The Scoffield Bible states in a footnote to Judges 2:1, where the phrase, “angel of the LORD,” is used:

“He is named the ‘angel of the LORD…’ (Gen. 16:7), ‘the angel of God’ (Gen. 21:17), ‘the angel of his [God’s] presence’ (Isa. 63:9), and… ‘the messenger [angel] of the covenant’ (Mal. 3:1)… He is clearly identified with the LORD Himself… In Gen. 31:11-13 the angel said to Jacob, ‘I am the God of Bethel.’ In Ex. 3:2-6 the same angel said to Moses,’ I am the God of thy father, the God of Abraham.'”

However, even though many commentaries understand that the terminology “angel of the LORD,” can refer to God Himself, some don’t seem to understand that God did NOT manifest Himself in or through an angel.
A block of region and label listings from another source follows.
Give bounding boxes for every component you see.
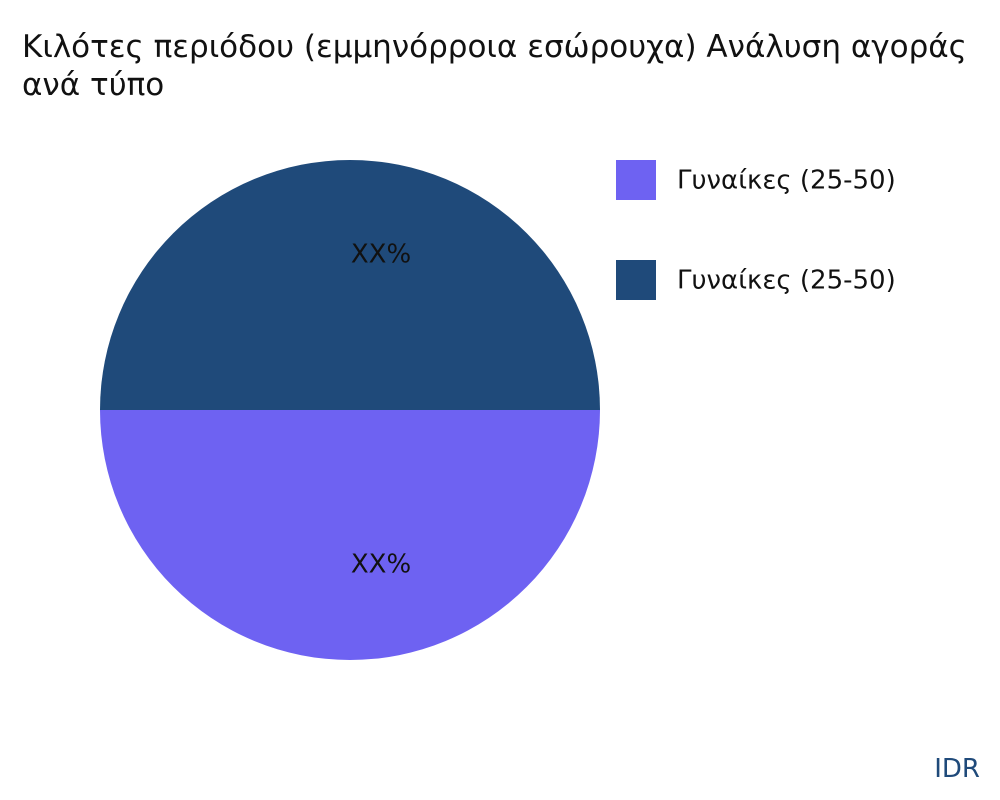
pie-slice (100, 410, 600, 660)
legend-label: Γυναίκες (25-50) (677, 166, 896, 196)
legend-label: Γυναίκες (25-50) (677, 266, 896, 296)
legend-swatch (616, 260, 656, 300)
chart-title: Κιλότες περιόδου (εμμηνόρροια εσώρουχα) … (22, 29, 967, 103)
pie-slice (100, 160, 600, 410)
value-label: XX% (351, 550, 411, 580)
legend-swatch (616, 160, 656, 200)
watermark: IDR (934, 754, 980, 784)
value-label: XX% (351, 240, 411, 270)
Jesus Christ, the second member of the God Family, dealt directly with Moses and the Israelites. Christ is not an “angel,” but the divine Messenger of, or Spokesman for God the Father.

The Ryrie Study Bible states:

“Most likely the Angel of the Lord [was] the Lord Himself, though He was represented by His leaders, Moses and, later, Joshua.”

These comments allow for an additional possible explanation; namely, that the “Angel” or better “angel” is a reference to a human leader. Taken it in this way, God would have been telling the Israelites (Note that He used the plural word, “thee,” not the singular word, “thou”): “Provoke him not and obey his voice, because I will tell him what to say, and I will lead you into the Promised Land.”

The tragic story is that the Israelites did not obey Moses, and as a consequence, they did not enter the Promised Land. A similar incident, when the word “angel” could refer to angelic beings or human leaders, can be found in passages such as Revelation 2:1, 8, 12, 18; 3:1, 7, 14. Please also note that the meaning of the name of the prophet Malachi is, “My Messenger.”

However, Clarke, in his commentary, explains the meaning of Exodus 23:20 as follows:

“Some have thought that this [reference to the Angel was a reference to] Moses, others Joshua, because the word ‘malach’ signifies an angel or messenger; but… it is more likely that the great Angel of the Covenant, the Lord Jesus Christ, is meant, in whom dwelt all the fullness of the Godhead bodily. We have had already much reason to believe that this glorious personage often appeared in a human form to the patriarchs… Nor does it appear that the description given of the Angel in the text can belong to any other person.”

Gill’s Commentary agrees with the foregoing, stating:

“Not a created angel, but the uncreated one, the Angel of God’s presence, that was with the Israelites at Sinai, and in the wilderness; who saved, redeemed, bore, and carried them all the days of old, whom they rebelled against and tempted in the wilderness; as appears by all the characters after given of him, which by no means agree with a created angel… Philo the Jew… applies the word unto the divine Logos [the “Word,” Jesus Christ, compare John 1:1, 14], and says,”he (God) uses the divine Word as the guide of the way; for the oracle is, ‘behold, I send my Angel.'”

From all the evidence, it is very likely that the reference to the “Angel” in Exodus 23:20 refers to the uncreated God being Jesus Christ–the Logos; the Son of God; the Messenger of God the Father. (However, the explanation that the “angel” could refer to a literal angel like the archangel Michael or even to human leaders, such as Moses or Joshua, has some merit, because they also functioned in “messenger” roles.)

If the terminology of “angel” or messenger” in Exodus 23:20 applies to Christ, then Christ, when talking to Moses, communicated the words of the Father, telling Moses and the Israelites that the Father would send His Son, Jesus Christ, to lead them through the wilderness to the Promised Land. The ancient Israelites failed, but the Church of God–spiritual Israel–must do better and follow their leader–Jesus Christ–to the Promised Land of the Kingdom of God, without provoking Him to anger, but rather, by obeying Him fully and completely.